Answering your request of March 9th2 that I give you a report in connection with the President’s memorandum which enclosed Ambassador Henry Cabot Lodge’s memorandum datelined Paris, March 5th,3 I am enclosing [for] you memoranda2 which have been submitted with respect to the various parts of this report by different people in my organization.

Of course, Ambassador Lodge has raised points which are basic in the whole foreign aid program and have been given a great deal of thought by me, as well as, I am sure, by my predecessors in this work. Some of the issues raised cannot be settled conclusively one way or another. Let me comment briefly on the five points he has made.


The trouble with the “flashy” project is that, in general, it does not stand the test of time, and if our effort is to be a constructive one, the brief publicity achieved by the flashy project may well be more than counteracted by the ultimate disappointment when a project turns out to have been flashy and nothing else.

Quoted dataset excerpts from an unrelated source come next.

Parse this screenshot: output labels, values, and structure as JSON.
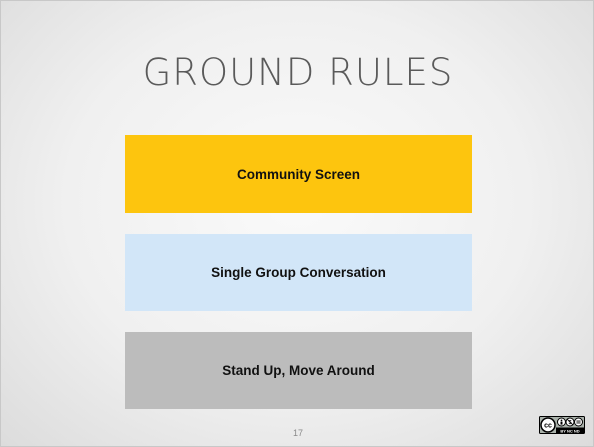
{
  "slide": {
    "title": "GROUND RULES",
    "page_number": "17",
    "rules": [
      {
        "label": "Community Screen",
        "color": "#fdc50e"
      },
      {
        "label": "Single Group Conversation",
        "color": "#d2e6f8"
      },
      {
        "label": "Stand Up, Move Around",
        "color": "#bcbcbc"
      }
    ],
    "license_badge": {
      "icon": "creative-commons-by-nc-nd-icon",
      "text": "BY NC ND"
    }
  }
}
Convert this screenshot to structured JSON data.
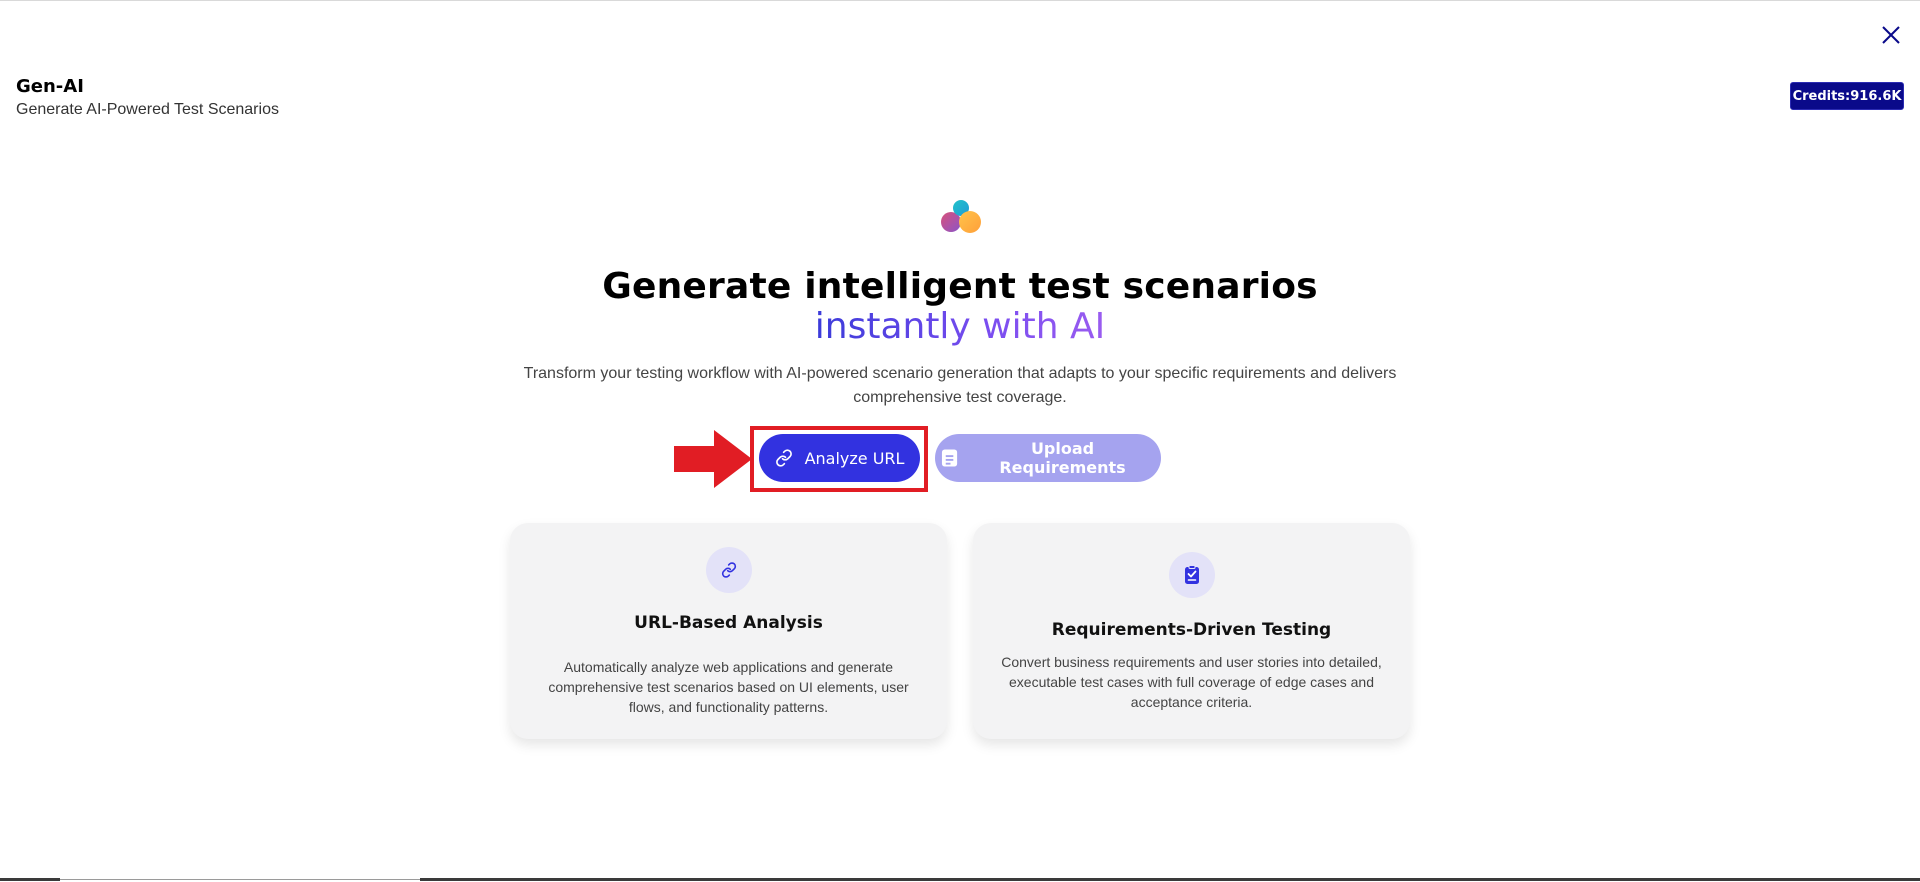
{
  "header": {
    "title": "Gen-AI",
    "subtitle": "Generate AI-Powered Test Scenarios"
  },
  "credits": {
    "label": "Credits:916.6K"
  },
  "hero": {
    "title": "Generate intelligent test scenarios",
    "subtitle": "instantly with AI",
    "description_line1": "Transform your testing workflow with AI-powered scenario generation that adapts to your specific requirements and delivers",
    "description_line2": "comprehensive test coverage."
  },
  "buttons": {
    "analyze_url": "Analyze URL",
    "upload_requirements": "Upload Requirements"
  },
  "cards": [
    {
      "title": "URL-Based Analysis",
      "text": "Automatically analyze web applications and generate comprehensive test scenarios based on UI elements, user flows, and functionality patterns.",
      "icon": "link-icon"
    },
    {
      "title": "Requirements-Driven Testing",
      "text": "Convert business requirements and user stories into detailed, executable test cases with full coverage of edge cases and acceptance criteria.",
      "icon": "clipboard-check-icon"
    }
  ],
  "colors": {
    "primary": "#3232e0",
    "primary_light": "#a5a3ef",
    "credits_bg": "#0a0a8a",
    "highlight": "#e11d24",
    "card_bg": "#f3f3f4"
  }
}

Of course, we have long since decided not to try to make a country take something it does not want—what Ambassador Lodge refers to as the “Mother Superior” attitude, but it seems to me we would be equally foolish to spend a substantial amount of money to give a country something it wants if it isn’t good for it.

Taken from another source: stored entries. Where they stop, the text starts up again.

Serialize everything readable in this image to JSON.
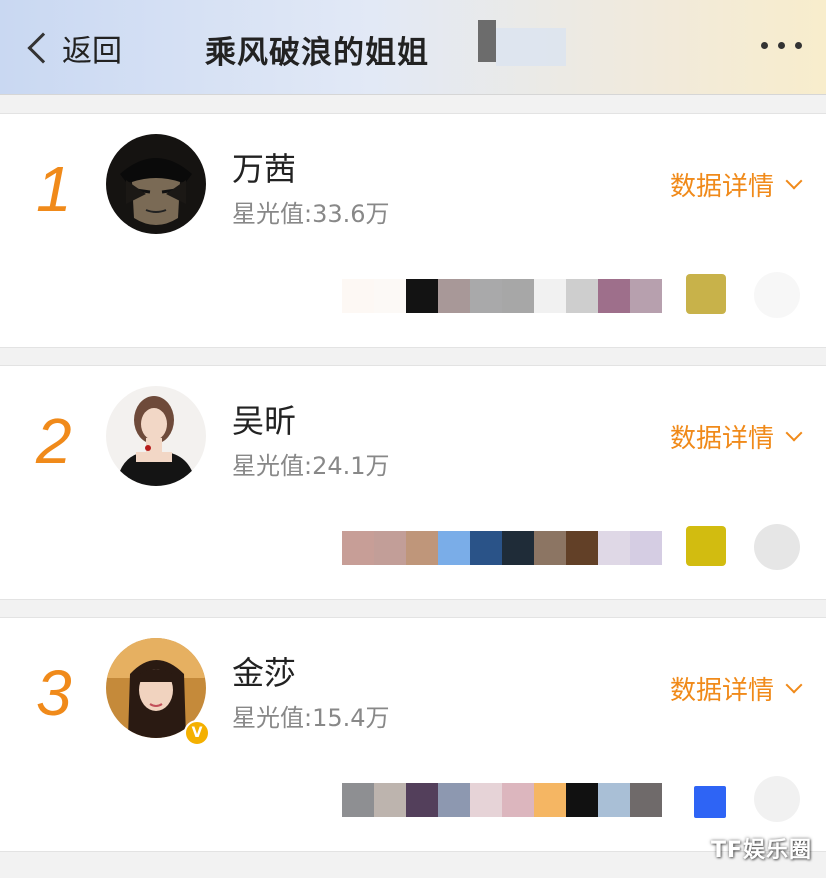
{
  "header": {
    "back_label": "返回",
    "title": "乘风破浪的姐姐",
    "more_icon": "more-dots-icon"
  },
  "list": [
    {
      "rank": "1",
      "name": "万茜",
      "star_value": "星光值:33.6万",
      "details_label": "数据详情",
      "swatches": [
        "#fdf8f4",
        "#fcf9f6",
        "#131313",
        "#a89898",
        "#a9a9aa",
        "#a7a7a7",
        "#f1f1f1",
        "#cecece",
        "#9e6f8b",
        "#b7a0ae"
      ],
      "end_colors": [
        "#c8b24a",
        "#f7f7f7"
      ]
    },
    {
      "rank": "2",
      "name": "吴昕",
      "star_value": "星光值:24.1万",
      "details_label": "数据详情",
      "swatches": [
        "#c79e97",
        "#c29e98",
        "#bf967a",
        "#7aade8",
        "#2a5388",
        "#1f2c38",
        "#8c7563",
        "#624027",
        "#dfd8e6",
        "#d5cde3"
      ],
      "end_colors": [
        "#d2bc10",
        "#e6e6e6"
      ]
    },
    {
      "rank": "3",
      "name": "金莎",
      "star_value": "星光值:15.4万",
      "details_label": "数据详情",
      "swatches": [
        "#8e8f92",
        "#bdb4ae",
        "#533f5b",
        "#8d98b0",
        "#e6d3d7",
        "#dcb6be",
        "#f5b663",
        "#111111",
        "#a9bfd6",
        "#6f6a6a"
      ],
      "end_colors": [
        "#2e64f5",
        "#f1f1f1"
      ]
    }
  ],
  "watermark": "TF娱乐圈"
}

Obviously, Ambassador Lodge’s suggestion that we should be able to act quickly is basic. I think we have demonstrated that we can act quickly when an emergency arises. Examples have been given in the memoranda which I enclose. It must be realized, however, that speed in embarking on an expensive program, or one that involves some substantial policy decision, can frequently do more harm than good.

In any organization, particularly government bureaucracy, one must be continually alert to the elimination of red tape, and I think an organization such as this, where communication, except by cable, takes many days, we are always striving to improve our mission personnel so that more discretion and authority can be given to the field, and thus permit regular programs to go forward faster.

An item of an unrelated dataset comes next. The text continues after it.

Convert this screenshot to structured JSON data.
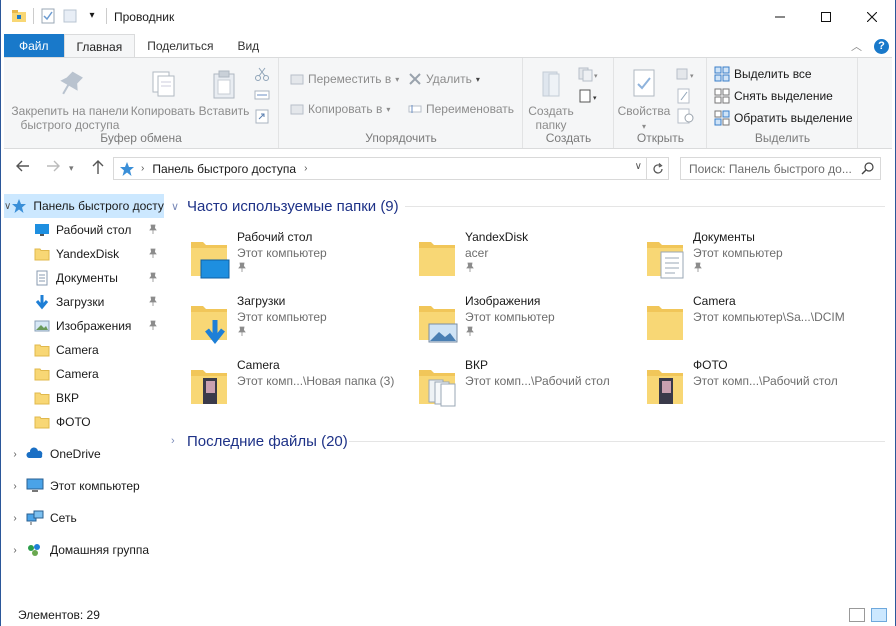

We, of course, are all agreed as to the desirability of authority for long-term projects. Ambassador Lodge refers to five or six-year programs. You will remember that I recommended that the long-term authority be made applicable to programs as well as projects.
This suggestion deserves study. Remembering the ill-fated UNRRA, and realizing the enormous overhead percentage cost of the international organizations now operating, I wonder whether we want to get into larger multilateral programs under the United Nations unless there is some very definite political advantage.
Ambassador Lodge’s statement here is indisputable, but it only covers a part of our program. Many of the countries with which we are dealing achieved their independence a good many years ago, and there is no relationship between our economic aid and this achievement. It would seem to me that the thing to stress is the fact that we have reached great heights through complete freedom of all kinds, that we support it everywhere, and that one thing we have demonstrated is that we are only too anxious not only to free, but to assist countries which through the hazards of war have come under our domination.
John B. Hollister
  1. Source: Eisenhower Library, Whitman File, Administration Series, Hoover, Herbert, Jr. Top Secret.
  2. Not found in Department of State files.
  3. Supra .
  4. Not found in Department of State files.